Editor: Barbara Holland
PMCID: PMC8920512  PMID: 35171243

Abstract

We present Champagne, a whole-genome method for generating character matrices for phylogenomic analysis using large genomic indel events. By rigorously picking orthologous genes and locating large insertion and deletion events, Champagne delivers a character matrix that considerably reduces homoplasy compared with morphological and nucleotide-based matrices, on both established phylogenies and difficult-to-resolve nodes in the mammalian tree. Champagne provides ample evidence in the form of genomic structural variation to support incomplete lineage sorting and possible introgression in Paenungulata and human–chimp–gorilla which were previously inferred primarily through matrices composed of aligned single-nucleotide characters. Champagne also offers further evidence for Myomorpha as sister to Sciuridae and Hystricomorpha in the rodent tree. Champagne harbors distinct theoretical advantages as an automated method that produces nearly homoplasy-free character matrices on the whole-genome scale.

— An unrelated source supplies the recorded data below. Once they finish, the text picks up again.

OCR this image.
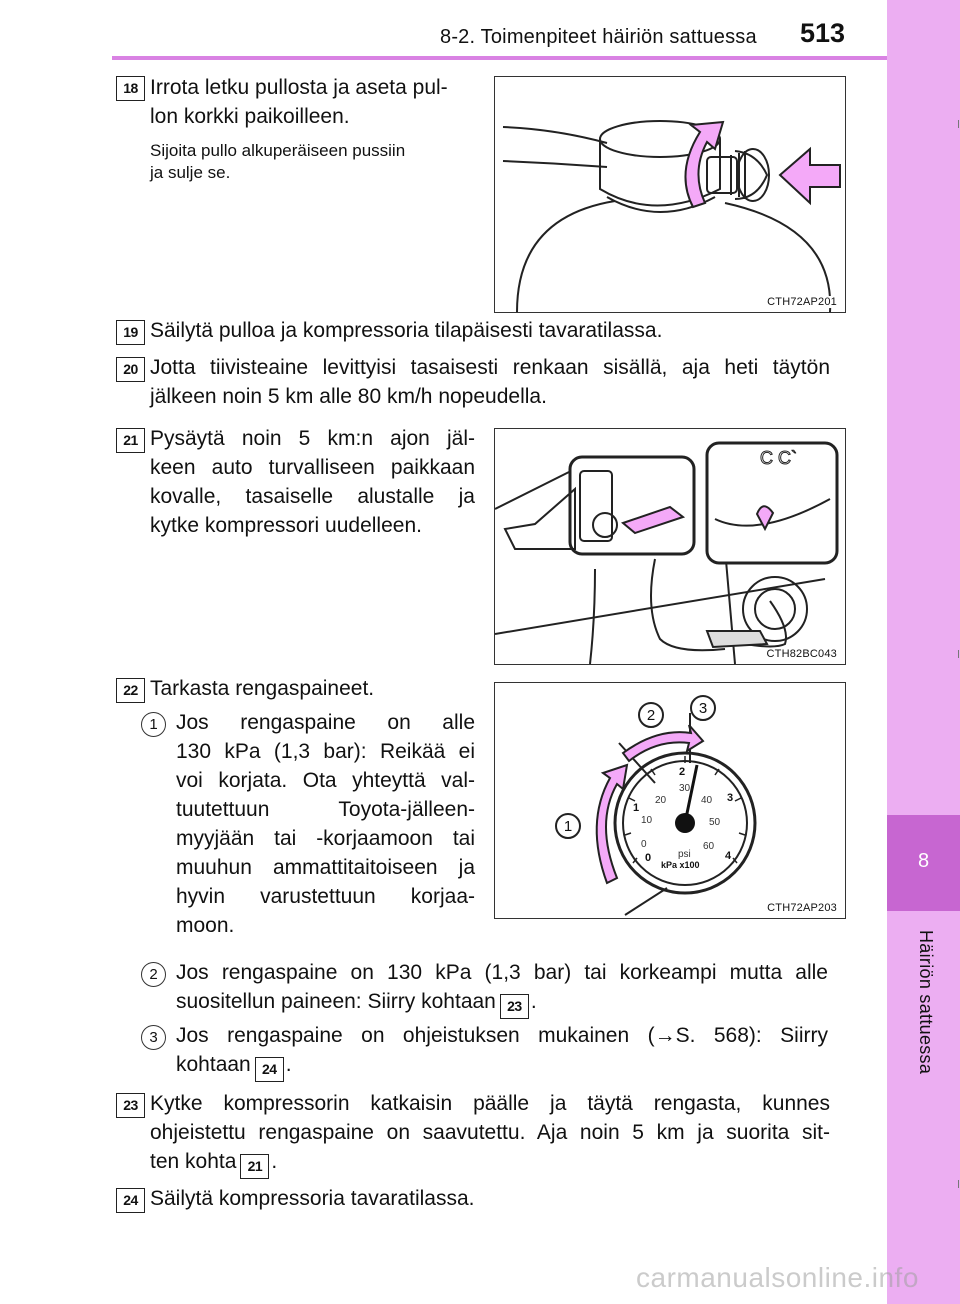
8-2. Toimenpiteet häiriön sattuessa 513
8
Häiriön sattuessa
18 Irrota letku pullosta ja aseta pul-
lon korkki paikoilleen.
Sijoita pullo alkuperäiseen pussiin
ja sulje se.
CTH72AP201
19 Säilytä pulloa ja kompressoria tilapäisesti tavaratilassa.
20 Jotta tiivisteaine levittyisi tasaisesti renkaan sisällä, aja heti täytön
jälkeen noin 5 km alle 80 km/h nopeudella.
21 Pysäytä noin 5 km:n ajon jäl-
keen auto turvalliseen paikkaan
kovalle, tasaiselle alustalle ja
kytke kompressori uudelleen.
C C`
CTH82BC043
22 Tarkasta rengaspaineet.
1 Jos rengaspaine on alle
130 kPa (1,3 bar): Reikää ei
voi korjata. Ota yhteyttä val-
tuutettuun Toyota-jälleen-
myyjään tai -korjaamoon tai
muuhun ammattitaitoiseen ja
hyvin varustettuun korjaa-
moon.
0
10
20
30
40
50
60
psi
0
1
2
3
4
kPa x100
1
2	3
CTH72AP203
2 Jos rengaspaine on 130 kPa (1,3 bar) tai korkeampi mutta alle
suositellun paineen: Siirry kohtaan 23 .
3 Jos rengaspaine on ohjeistuksen mukainen (→S. 568): Siirry
kohtaan 24 .
23 Kytke kompressorin katkaisin päälle ja täytä rengasta, kunnes
ohjeistettu rengaspaine on saavutettu. Aja noin 5 km ja suorita sit-
ten kohta 21 .
24 Säilytä kompressoria tavaratilassa.
carmanualsonline.info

Keywords: phylogenetics, phylogenomics, rare genomic changes, incomplete lineage sorting, homoplasy-free characters


Significance.

Character matrices form the evidential basis for any phylogenetic inference. Previous studies have often relied on morphological characters or aligned single-nucleotide characters, which are susceptible to homoplasy. Rare genomic events are less homoplasy-prone, but the search for these elements has so far been manual. We present Champagne, an automated method to identify phylogenetically informative large genomic events at the whole-genome scale for a homoplasy-free inference of phylogenetic trees.

Introduction

The “phylogenomics” approach (Eisen and Fraser 2003; Jennings 2019) promises to resolve the branching patterns in the tree of life with the enormous power of genome-scale data. Many recent phylogenomic studies have confirmed topology inferences of previous studies that mostly relied on morphological features (Prasad et al. 2008), whereas others have led to new revisions to our current understanding of the tree of life (Nikaido et al. 1999; Jarvis et al. 2014; Misof et al. 2014; Swanson et al. 2019).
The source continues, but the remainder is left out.